La mairie de Paris a décidé de mettre à profit une richesse jusqu’ici délaissée les milliers de blocs de granit qui dorment sous le bitume de la Ville Lumière.

TEXTES ! ÉRIC LE MITOUARD

Sous la chaussée parisienne… une carrière de granit. Une montagne de petits blocs de 100 cm3 de roche, tirés depuis des décennies des sols de Bretagne, des Vosges ou d’Espagne, qui font partie du paysage de la ville. Que se­raient la place de l’Etoile ou bien les rues de Montmartre sans ces pavés ? Leur utilisa­tion, en mai 1968, comme arme improvisée contre les CRS, a même renforcé leur valeur historique.

Pourtant, aujourd’hui, le pa­vé n’est plus à la mode dans les aménagements urbains. C’est en revanche un nouveau mar­ché qui s’ouvre à la capitale. Une fois extraits, nettoyés et recyclés dans les entrepôts de Bonneuil-sur-Marne (Val-de-Marne), ils sont revendus aux aménageurs d’Ile-de-France. « Nous les cédons au prix de revient, 40 € au lieu de 120 € la tonne de granit neuf. Les col­lectivités voisines peuvent ain­si faire des économies et cela favorise l’économie circulai­re », se réjouit Antoinette Guhl, adjointe chargée de ces ques­tions auprès d’Anne Hidalgo. Sous les 1 625 km de chaus­sées, les pavés sont aujourd’hui encore cachés sous une cou­che de bitume. A l’occasion des réfections de voirie, la règle est désormais de privilégier le re­vêtement de béton bitumineux. Résultat : pas moins de 10 000 t de pierres naturelles sont chaque année récupérées à Paris. Au total, les services de la Ville estiment que 3 millions de tonnes de granit sont encore sous nos pieds ou en bordures de trottoir. Depuis une délibé­ration du Conseil de Paris du mois d’avril, la ville peut reven­dre son granit à qui veut : amé­nageurs ou… vendeurs de sou­venirs..

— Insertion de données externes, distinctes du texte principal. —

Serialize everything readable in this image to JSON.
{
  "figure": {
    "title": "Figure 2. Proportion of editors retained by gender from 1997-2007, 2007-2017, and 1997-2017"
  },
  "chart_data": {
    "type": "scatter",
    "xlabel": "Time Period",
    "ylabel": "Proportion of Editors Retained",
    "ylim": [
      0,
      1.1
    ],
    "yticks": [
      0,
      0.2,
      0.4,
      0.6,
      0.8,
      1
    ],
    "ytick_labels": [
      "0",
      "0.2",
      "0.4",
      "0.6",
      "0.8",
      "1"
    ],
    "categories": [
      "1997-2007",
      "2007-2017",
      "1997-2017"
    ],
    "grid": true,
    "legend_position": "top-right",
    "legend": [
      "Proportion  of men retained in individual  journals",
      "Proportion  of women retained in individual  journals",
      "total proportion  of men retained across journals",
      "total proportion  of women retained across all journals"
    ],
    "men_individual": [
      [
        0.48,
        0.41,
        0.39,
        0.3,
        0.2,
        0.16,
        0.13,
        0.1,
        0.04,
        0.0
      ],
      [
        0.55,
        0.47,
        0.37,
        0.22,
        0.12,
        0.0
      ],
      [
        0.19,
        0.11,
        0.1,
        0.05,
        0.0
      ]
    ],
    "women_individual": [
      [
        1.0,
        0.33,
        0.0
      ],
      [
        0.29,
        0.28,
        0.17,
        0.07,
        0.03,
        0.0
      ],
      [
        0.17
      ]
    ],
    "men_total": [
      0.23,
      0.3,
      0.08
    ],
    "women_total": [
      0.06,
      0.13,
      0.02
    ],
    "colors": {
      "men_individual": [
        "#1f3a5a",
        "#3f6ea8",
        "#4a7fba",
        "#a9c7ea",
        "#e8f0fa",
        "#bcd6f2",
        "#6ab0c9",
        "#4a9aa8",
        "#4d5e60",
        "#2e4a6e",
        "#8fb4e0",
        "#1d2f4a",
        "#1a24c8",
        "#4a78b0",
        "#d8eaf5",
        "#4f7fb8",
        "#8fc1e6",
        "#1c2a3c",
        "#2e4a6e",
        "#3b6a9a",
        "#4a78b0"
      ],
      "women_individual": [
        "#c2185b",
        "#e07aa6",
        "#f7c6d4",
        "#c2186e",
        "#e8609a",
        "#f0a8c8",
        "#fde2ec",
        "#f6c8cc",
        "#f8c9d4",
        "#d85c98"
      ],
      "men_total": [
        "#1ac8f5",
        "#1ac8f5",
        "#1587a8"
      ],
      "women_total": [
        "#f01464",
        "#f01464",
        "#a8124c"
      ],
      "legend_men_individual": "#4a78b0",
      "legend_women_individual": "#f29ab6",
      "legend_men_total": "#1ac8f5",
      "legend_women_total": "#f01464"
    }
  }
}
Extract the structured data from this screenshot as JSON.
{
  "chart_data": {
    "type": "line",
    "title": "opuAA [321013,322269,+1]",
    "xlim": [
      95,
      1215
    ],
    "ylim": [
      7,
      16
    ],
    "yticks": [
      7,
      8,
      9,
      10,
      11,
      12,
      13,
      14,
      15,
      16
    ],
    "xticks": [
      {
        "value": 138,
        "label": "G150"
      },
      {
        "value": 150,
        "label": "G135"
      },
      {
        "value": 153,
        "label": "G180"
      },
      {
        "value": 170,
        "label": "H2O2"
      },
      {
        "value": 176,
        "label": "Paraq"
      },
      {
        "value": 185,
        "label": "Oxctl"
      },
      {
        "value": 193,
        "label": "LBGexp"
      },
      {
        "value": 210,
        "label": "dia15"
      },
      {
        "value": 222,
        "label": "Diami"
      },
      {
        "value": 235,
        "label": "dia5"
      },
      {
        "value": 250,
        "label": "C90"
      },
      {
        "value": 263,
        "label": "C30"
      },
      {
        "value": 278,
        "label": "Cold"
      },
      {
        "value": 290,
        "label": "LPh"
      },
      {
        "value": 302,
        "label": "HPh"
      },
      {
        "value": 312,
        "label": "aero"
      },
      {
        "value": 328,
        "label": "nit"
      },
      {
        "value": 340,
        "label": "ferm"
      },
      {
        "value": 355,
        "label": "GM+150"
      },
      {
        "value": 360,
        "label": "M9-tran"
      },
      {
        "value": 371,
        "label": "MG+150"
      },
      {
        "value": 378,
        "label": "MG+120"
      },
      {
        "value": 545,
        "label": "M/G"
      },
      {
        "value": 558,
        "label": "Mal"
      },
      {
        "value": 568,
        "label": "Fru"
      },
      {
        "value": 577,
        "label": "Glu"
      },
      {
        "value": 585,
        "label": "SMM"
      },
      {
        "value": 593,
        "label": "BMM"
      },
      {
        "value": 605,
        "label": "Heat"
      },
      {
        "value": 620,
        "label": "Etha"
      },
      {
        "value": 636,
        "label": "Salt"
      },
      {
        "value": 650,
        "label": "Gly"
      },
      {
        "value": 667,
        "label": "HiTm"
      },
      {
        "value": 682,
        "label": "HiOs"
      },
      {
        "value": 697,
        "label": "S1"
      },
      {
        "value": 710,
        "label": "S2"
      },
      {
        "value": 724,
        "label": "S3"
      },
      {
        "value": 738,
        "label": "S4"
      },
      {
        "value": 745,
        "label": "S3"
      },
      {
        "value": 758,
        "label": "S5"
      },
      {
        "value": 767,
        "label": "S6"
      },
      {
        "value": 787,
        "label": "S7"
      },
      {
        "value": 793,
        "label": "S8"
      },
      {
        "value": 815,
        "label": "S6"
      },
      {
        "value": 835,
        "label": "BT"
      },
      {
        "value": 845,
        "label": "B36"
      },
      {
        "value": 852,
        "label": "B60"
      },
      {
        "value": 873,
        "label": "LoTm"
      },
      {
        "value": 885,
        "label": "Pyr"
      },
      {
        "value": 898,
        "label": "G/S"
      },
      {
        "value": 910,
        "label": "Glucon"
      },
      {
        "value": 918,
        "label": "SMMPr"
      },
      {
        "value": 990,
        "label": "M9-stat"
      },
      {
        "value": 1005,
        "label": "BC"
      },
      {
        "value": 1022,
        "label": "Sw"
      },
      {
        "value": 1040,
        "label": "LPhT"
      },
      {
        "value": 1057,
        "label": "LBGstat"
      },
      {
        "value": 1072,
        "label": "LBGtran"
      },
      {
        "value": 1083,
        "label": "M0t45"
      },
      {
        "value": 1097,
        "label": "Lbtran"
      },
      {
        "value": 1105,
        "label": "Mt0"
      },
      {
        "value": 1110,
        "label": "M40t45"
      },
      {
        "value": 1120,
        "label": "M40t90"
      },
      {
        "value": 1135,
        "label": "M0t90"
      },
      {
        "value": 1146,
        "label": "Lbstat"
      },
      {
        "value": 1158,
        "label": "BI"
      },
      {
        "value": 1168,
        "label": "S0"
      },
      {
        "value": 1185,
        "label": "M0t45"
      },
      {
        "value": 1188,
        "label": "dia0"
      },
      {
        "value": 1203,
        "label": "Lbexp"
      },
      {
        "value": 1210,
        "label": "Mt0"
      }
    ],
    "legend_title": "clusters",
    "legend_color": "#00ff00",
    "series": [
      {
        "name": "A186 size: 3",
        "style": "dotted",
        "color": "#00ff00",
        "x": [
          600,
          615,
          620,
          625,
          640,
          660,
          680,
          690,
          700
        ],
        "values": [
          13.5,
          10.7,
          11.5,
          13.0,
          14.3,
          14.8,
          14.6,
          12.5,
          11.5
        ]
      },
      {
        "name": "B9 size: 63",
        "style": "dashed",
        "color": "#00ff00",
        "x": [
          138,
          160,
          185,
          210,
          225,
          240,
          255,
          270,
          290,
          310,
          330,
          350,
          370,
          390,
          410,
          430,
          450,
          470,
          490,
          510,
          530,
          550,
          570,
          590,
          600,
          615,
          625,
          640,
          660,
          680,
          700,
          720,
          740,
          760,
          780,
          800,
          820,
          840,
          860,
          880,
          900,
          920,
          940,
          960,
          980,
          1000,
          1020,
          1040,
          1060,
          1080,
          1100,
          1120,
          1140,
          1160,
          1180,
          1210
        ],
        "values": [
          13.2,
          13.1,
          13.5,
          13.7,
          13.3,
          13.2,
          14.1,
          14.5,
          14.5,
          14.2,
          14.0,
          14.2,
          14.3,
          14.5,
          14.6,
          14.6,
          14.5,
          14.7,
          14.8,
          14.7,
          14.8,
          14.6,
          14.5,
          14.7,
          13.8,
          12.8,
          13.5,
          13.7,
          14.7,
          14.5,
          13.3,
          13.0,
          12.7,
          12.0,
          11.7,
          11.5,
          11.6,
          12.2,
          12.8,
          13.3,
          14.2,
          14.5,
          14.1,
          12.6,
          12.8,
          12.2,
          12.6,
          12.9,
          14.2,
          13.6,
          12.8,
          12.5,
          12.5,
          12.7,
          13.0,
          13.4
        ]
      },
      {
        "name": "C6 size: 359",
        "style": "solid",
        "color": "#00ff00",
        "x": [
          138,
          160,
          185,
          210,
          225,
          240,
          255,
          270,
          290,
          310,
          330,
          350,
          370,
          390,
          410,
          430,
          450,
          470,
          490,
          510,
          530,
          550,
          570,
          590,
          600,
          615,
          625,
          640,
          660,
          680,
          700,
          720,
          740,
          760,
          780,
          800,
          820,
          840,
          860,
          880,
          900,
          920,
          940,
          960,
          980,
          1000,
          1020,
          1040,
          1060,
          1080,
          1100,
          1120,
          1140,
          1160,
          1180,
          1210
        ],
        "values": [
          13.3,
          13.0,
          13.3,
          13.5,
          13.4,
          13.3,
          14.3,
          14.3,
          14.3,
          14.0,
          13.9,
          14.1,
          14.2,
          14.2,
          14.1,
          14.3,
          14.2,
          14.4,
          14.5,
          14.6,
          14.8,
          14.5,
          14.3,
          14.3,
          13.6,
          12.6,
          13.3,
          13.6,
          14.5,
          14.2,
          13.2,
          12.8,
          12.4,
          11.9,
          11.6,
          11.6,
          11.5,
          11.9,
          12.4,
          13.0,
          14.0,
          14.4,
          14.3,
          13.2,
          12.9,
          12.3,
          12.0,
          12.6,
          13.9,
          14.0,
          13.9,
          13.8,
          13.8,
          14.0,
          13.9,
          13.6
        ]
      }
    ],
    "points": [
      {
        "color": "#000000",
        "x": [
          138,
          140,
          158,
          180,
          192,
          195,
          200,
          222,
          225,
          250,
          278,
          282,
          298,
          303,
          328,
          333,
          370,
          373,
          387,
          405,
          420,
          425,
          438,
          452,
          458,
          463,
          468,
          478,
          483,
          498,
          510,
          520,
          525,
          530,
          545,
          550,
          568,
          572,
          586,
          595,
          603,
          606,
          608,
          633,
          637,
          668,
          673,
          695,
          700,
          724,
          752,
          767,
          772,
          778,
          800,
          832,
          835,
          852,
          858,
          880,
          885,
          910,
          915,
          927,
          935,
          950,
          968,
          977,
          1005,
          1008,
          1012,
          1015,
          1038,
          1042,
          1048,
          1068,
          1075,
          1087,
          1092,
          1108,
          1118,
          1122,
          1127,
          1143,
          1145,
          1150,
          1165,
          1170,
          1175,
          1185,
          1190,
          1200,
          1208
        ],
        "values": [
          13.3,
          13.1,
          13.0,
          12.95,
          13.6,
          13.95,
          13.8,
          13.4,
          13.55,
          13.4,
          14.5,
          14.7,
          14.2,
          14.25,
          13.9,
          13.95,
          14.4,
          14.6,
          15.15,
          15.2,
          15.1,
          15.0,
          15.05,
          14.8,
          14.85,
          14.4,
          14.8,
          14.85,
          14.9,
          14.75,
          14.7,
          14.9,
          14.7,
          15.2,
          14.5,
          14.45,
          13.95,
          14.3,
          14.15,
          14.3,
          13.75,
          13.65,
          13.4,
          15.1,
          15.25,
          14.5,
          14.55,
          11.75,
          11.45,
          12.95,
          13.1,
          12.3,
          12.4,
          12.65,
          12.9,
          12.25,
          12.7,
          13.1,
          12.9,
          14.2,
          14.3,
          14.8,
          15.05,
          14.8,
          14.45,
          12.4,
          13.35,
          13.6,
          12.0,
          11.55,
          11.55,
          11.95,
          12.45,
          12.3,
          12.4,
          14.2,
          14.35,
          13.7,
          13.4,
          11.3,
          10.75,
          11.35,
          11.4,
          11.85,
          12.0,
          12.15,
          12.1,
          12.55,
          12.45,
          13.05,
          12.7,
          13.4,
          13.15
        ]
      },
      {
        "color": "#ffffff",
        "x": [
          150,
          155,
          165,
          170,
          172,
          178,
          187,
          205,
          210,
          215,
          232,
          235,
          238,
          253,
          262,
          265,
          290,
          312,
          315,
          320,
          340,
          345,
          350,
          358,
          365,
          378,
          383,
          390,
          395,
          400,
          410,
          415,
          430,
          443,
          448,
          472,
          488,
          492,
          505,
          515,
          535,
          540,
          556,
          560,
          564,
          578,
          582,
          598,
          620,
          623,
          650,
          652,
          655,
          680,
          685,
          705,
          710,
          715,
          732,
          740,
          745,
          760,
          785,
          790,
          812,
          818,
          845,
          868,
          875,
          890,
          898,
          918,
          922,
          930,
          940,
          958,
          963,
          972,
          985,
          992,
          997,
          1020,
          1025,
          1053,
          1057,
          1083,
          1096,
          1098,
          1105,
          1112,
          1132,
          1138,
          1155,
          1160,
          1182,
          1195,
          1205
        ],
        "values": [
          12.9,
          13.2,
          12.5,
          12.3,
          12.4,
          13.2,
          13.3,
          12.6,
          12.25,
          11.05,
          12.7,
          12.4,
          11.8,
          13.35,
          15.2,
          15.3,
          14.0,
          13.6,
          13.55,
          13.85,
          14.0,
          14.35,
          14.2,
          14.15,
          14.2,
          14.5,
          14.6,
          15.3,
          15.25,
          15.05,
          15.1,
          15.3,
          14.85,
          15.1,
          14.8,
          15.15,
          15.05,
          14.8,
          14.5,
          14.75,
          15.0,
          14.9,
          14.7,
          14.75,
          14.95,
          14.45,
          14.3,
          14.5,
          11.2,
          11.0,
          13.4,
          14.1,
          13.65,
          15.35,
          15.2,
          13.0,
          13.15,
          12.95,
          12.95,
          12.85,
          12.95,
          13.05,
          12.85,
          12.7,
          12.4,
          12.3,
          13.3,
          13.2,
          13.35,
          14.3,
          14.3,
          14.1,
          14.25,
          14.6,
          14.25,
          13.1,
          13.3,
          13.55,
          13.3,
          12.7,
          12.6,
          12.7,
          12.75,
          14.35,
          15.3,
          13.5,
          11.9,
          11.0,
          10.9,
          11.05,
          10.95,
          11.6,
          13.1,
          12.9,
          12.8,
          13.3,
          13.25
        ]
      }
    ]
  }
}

«C’EST UNE CARRIÈRE GÉANTE QUI PEUT ETRE EXPLOITÉE ENTRE 250 ET 300 ANS»

PATRICK MARCHETTI, RESPONSABLE DU CENTRE DE MAINTENANCE DE LA VILLE

10 000 T de granit sont récupérées chaque année sur les chantiers parisiens.

 40€ la tonne, c’est la valeur des pavés recyclés, c’est-à-dire 8 centimes chacun. Le granit neuf s’élève à 120 € la tonne.

2.5 à 3 millions de tonnes de granit sont potentiellement réutilisables à Paris, dont les 3 200 km de bordures de trottoirs.

300 000 € C’est l’estimation de ce que pourrait rapporter chaque année le marché du pavé parisien.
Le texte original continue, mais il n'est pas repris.